Posted: Jul 25, 2013 4:17 am
by neilgodfrey
spin wrote:
neilgodfrey wrote:
spin wrote:
neilgodfrey wrote:

Oh dear. You can't establish the provenance of a text from the self-testimony of a text. Your little farce is just a circularity.

Guess what. We don't know the provenance of the Gospel of Mark. So what do we do? Break the rules? Or do we accept our lack of knowledge and work within all the variables that that leaves us with when attempting to ascertain its nature?

Hell, we don't even know the provenance of Paul's letters! So what do we do? If we take them at face value and interpret them all literally then we are making assumptions about their provenance and character that are without evidential support.

Still misrepresenting what you are trying to analyse. If you can't read what you need to analyse, you won't get anywhere.

neilgodfrey wrote:
Yes, I read your point setting out the false-dilemma. And your efforts to suggest my case is some sort of rejection of a close reading of the text itself.
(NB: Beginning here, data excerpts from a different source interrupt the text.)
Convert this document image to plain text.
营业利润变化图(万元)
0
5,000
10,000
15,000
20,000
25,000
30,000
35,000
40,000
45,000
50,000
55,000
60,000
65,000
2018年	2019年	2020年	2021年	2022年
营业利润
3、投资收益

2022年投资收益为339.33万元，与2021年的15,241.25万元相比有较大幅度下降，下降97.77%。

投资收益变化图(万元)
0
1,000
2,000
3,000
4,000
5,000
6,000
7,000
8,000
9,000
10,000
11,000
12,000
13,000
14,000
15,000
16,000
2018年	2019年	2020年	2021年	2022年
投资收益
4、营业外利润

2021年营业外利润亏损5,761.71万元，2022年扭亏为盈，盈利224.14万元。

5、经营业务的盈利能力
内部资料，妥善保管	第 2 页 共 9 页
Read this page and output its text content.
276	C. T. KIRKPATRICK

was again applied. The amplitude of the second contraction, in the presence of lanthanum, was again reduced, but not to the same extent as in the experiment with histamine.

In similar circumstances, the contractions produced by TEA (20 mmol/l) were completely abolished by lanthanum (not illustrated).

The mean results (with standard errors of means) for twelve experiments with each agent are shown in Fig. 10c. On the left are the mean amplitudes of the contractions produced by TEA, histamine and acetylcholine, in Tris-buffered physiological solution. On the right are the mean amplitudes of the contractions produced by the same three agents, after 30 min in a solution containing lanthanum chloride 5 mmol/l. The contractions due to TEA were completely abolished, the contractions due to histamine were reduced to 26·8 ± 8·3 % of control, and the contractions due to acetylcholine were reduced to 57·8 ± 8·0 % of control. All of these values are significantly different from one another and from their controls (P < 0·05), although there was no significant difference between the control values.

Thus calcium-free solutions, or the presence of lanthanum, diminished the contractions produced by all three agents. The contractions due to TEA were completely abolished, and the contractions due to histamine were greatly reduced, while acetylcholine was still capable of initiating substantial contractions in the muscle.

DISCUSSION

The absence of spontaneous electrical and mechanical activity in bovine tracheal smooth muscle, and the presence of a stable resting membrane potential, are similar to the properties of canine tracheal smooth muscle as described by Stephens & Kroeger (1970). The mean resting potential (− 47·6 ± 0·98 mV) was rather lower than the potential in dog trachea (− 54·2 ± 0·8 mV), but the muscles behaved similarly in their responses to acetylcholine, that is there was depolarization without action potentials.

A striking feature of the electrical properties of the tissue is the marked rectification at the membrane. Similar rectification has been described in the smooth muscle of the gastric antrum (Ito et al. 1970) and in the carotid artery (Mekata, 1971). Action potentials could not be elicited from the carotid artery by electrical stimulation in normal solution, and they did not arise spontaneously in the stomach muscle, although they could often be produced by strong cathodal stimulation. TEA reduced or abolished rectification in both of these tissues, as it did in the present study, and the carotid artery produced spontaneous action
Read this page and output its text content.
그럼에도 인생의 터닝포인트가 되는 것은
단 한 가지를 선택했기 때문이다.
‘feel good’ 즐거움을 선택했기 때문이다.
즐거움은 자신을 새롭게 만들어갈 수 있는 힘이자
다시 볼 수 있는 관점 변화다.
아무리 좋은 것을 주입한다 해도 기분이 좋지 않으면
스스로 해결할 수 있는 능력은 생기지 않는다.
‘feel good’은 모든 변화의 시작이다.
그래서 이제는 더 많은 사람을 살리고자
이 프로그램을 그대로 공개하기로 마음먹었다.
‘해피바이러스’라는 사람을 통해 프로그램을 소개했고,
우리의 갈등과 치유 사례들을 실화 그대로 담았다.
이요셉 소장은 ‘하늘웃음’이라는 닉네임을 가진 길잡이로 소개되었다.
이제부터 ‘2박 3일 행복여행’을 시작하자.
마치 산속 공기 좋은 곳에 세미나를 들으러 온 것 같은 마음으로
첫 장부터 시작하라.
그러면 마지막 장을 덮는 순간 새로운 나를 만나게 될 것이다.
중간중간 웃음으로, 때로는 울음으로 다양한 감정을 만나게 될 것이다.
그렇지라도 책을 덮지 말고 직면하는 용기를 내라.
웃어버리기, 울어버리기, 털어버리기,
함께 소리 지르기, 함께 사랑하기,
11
Facile misrepresentation, such as you have put together here, ends discourse. I'm happy to discuss things, Neil, so why not cut the attitude and we can get on. It's ok to disagree.


No attitude on my part, "spin". If you can address the method and logic then do so. I'm only stating the standard methods for textual interpretation and analysis in any other historical discipline. Applying the same standards to the biblical texts. You're the one with the sarcastic response. I'm trying to point out the obvious first steps for understanding a text.

Talking about farces and false dilemmas and putting my name in inverted commas are indications of an attitude.

neilgodfrey wrote:How do you know that the self-witness of a text should be taken as-is unless you first know details such as provenance and do some comparative textual analysis for starters? You can't.

You're right, but until you read it literally you can't do anything of any use. You first read it literally and then you start building up what the text is doing and how it fits its a context.


You compose a sarcastic, farcical dialogue and I call it a farcical dialogue and I'm the one with the "attitude"? Not the one writing the farcical dialogue, of course!

You make a point with a false-dilemma and I point out that you are making a false-dilemma and I suddenly have an attitude?

I put a pen-name in inverted commas to stress the anonymity of the good self who rebuffs my points with claims of "butterfly treatment" and generally falls into fundamental fallacies like false-dilemmas and retorts with farcical sarcasm and I am the one with the attitude?

It seems to me that in your eyes anyone who points out the logical flaws in your responses, and that your responses are unconvincing because they come in the form of sarcasm, flippant dismissal, etc is guilty of having a bad attitude.

The method you are arguing here strikes me as a rationale for your assumptions about your approach to the letters of Paul. You don't seem to be able to engage with an argument that it might be flawed in some way so you respond with sarcasm, assertion, and now ad hominem.